FDA label expansion for Johnson & Johnson’s ThermoCool SmartTouch Catheter marks milestone in use of real-world evidence in regulatory decision making for medical devices

Written by Joanne Walker

FDA approval is based on clinical evidence from a single comparative effectiveness study exclusively using real-world evidence derived from electronic health record data.

As documented in their recent roundup, the FDA has granted a label expansion for ThermoCool SmartTouch Catheter for cardiac ablation to include the treatment of persistent atrial fibrillation. Uniquely, the approval is based on real-world evidence (RWE) from a retrospective, comparative effectiveness cohort study using electronic health records (EHRs) from two US hospital systems. This marks the first time the FDA has based their decision for a medical device on RWE from routine clinical practice. The approval is also the first Test-Case study conducted through the National Evaluation System for health Technology (NEST) system to result in an approved label extension.

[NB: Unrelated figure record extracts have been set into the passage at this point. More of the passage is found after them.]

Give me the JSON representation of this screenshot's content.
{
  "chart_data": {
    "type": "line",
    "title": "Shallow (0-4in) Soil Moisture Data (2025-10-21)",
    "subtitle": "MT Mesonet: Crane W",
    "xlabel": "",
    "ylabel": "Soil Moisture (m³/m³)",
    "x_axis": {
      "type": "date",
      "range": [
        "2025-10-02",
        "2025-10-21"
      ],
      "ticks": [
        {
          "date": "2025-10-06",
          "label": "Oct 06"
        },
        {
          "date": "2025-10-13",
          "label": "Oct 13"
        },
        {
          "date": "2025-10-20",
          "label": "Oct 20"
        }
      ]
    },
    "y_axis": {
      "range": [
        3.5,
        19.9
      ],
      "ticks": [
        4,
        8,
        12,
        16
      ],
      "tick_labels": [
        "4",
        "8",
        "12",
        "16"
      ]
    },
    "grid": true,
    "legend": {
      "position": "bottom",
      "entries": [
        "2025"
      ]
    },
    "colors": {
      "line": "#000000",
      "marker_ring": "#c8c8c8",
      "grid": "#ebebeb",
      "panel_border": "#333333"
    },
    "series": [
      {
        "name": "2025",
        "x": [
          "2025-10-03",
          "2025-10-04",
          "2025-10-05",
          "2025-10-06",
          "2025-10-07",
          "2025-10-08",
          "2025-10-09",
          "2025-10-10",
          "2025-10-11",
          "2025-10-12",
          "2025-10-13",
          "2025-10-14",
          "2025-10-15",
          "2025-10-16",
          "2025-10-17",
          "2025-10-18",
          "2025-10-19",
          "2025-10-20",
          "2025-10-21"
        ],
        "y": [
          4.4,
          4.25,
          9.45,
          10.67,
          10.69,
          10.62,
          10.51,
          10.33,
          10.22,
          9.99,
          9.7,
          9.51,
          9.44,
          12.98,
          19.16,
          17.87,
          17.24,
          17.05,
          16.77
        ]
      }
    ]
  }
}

NEST was established in 2016 by the Medical Device Innovation Consortium (MDIC) through funding from the FDA. The purpose of NEST is to transform the way medical device technologies are tested, approved, and monitored through advances in RWE methodologies and increasing the quality and efficiency on RWE generation to inform regulatory and clinical decision-making for medical devices. Test-Case projects explore the feasibility of using real-world data (RWD) sources across the medical device ecosystem and were solicited by a variety of medical device organizations, including manufacturers. The learnings and findings of 21 Test-Cases across various medical device scenarios are currently available via the NEST website.

This milestone approval is based on the Test-Case ‘The Feasibility of Using Real-World Data in the Evaluation of Cardiac Ablation Catheters’ proposed by Biosense Webster, Inc., part of Johnson & Johnson. Working with Mercy Health, Mayo Clinic and Yale-New Haven Hospital, the feasibility of the study was assessed through examination of the reliability and relevance of the data quality and whether sufficient representativeness of the sample population for a robust and rigorous study. Prior label extensions have relied on evidence from case report forms. As noted in the published study results, the study is ‘the first retrospective cohort study using data from EHRs and health system supply chain data as the sole sources of clinical evidence for a medical device indication extension application’.

Commenting on LinkedIn, Paul Coplan, study author and VP and Global Head of Medical Device Epidemiology, Johnson & Johnson explained:

“Using RWE to expand the product label to include new indications has been a holy grail for many of us working in the field of RWE…..This is an important milestone for patients and regulatory science, opening a pathway for other evidence-based innovations to benefit patients and improve health.”